Role of CHD5 in a lung cancer and epigenetic modification as well as its tumor-suppressive capability has been studied by measuring CHD5 mRNA and protein expression in lung cancer cells and tissues. CHD5 expression ranged from low to absent in the lung cancer cell lines and tissues examined correlated the results with CHD5 promoter hypermethylation. Clonogenicity and tumor growth were abrogated in lung cancer cell lines A549 and H1299 upon restoration of CHD5 expression (Zhao et al., 2011). These results suggest that CHD5 serves as a potential tumor suppressor gene in lung cancer that is inactivated via an epigenetic mechanism.

Prostate cancer

Comprehensive genomic survey has been conducted for somatic events in systemic metastatic prostate tumors using both high-resolution copy number analysis and targeted mutational survey of 3508 exons from 577 cancer-related genes using next generation sequencing. Novel somatic point mutations have been shown in CHD5 along with MTOR, BRCA2, and ARHGEF12 (Robbins et al., 2011). This study indicates a deep genomic analysis of advanced metastatic prostate tumors that lead to somatic alterations, possibly contributing to lethal prostate cancer.

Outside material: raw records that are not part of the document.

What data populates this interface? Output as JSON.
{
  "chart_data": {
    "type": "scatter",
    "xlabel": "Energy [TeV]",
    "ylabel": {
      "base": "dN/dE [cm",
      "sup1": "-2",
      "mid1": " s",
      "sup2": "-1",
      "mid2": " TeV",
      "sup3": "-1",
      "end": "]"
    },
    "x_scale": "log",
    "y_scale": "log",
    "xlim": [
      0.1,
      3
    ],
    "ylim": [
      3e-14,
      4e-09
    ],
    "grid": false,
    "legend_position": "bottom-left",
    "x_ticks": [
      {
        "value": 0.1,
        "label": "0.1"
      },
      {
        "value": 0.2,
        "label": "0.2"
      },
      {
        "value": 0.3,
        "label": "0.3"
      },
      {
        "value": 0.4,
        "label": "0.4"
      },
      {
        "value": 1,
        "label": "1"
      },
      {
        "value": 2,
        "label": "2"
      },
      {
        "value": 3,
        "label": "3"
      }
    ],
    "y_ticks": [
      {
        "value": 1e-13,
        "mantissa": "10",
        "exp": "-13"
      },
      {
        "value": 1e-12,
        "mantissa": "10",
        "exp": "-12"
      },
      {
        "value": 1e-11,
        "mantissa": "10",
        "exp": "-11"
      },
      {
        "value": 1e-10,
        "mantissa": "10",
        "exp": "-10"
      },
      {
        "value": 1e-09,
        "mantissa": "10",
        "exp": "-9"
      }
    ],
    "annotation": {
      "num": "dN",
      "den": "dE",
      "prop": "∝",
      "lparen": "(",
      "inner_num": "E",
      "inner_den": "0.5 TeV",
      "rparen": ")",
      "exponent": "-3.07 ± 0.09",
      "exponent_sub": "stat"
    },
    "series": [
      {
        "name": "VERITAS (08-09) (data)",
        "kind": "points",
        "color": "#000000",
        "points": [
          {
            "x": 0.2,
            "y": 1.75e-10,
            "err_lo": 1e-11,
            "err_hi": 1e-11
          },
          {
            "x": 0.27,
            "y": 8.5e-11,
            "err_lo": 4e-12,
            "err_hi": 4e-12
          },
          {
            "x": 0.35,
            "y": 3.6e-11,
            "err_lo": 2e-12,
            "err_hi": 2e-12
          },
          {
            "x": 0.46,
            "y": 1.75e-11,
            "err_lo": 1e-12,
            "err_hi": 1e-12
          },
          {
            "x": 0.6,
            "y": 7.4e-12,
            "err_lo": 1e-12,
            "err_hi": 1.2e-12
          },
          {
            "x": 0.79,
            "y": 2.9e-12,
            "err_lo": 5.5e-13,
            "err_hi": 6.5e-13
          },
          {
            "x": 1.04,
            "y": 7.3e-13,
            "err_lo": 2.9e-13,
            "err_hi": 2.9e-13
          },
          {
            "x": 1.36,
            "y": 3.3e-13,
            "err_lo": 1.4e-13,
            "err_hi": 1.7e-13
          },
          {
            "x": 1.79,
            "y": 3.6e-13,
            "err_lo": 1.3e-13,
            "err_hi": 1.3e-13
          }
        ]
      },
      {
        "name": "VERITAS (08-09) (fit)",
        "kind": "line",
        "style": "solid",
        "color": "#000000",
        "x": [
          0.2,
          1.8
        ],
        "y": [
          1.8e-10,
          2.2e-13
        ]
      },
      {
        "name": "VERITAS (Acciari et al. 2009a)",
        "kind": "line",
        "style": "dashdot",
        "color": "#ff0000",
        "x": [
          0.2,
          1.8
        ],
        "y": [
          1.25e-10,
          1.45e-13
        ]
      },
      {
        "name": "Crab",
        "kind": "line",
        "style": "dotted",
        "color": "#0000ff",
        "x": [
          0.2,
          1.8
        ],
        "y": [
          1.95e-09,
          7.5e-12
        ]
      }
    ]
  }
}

Laryngeal squamous cell carcinoma

Tumor suppressive role of CHD5 has been observed in 65 patients with laryngeal squamous cell carcinomas (LSCC) where both CHD5 RNA and protein expressions were significantly lower. These observations were also in correlation with promoter hypermethylation. Interestingly, ectopic expression of CHD5 in laryngeal cancer cells led to significant inhibition of growth and invasiveness (Wang et al., 2011). These data suggest that CHD5 acts as a tumor suppressor gene that is epigenetically downregulated in LSCC.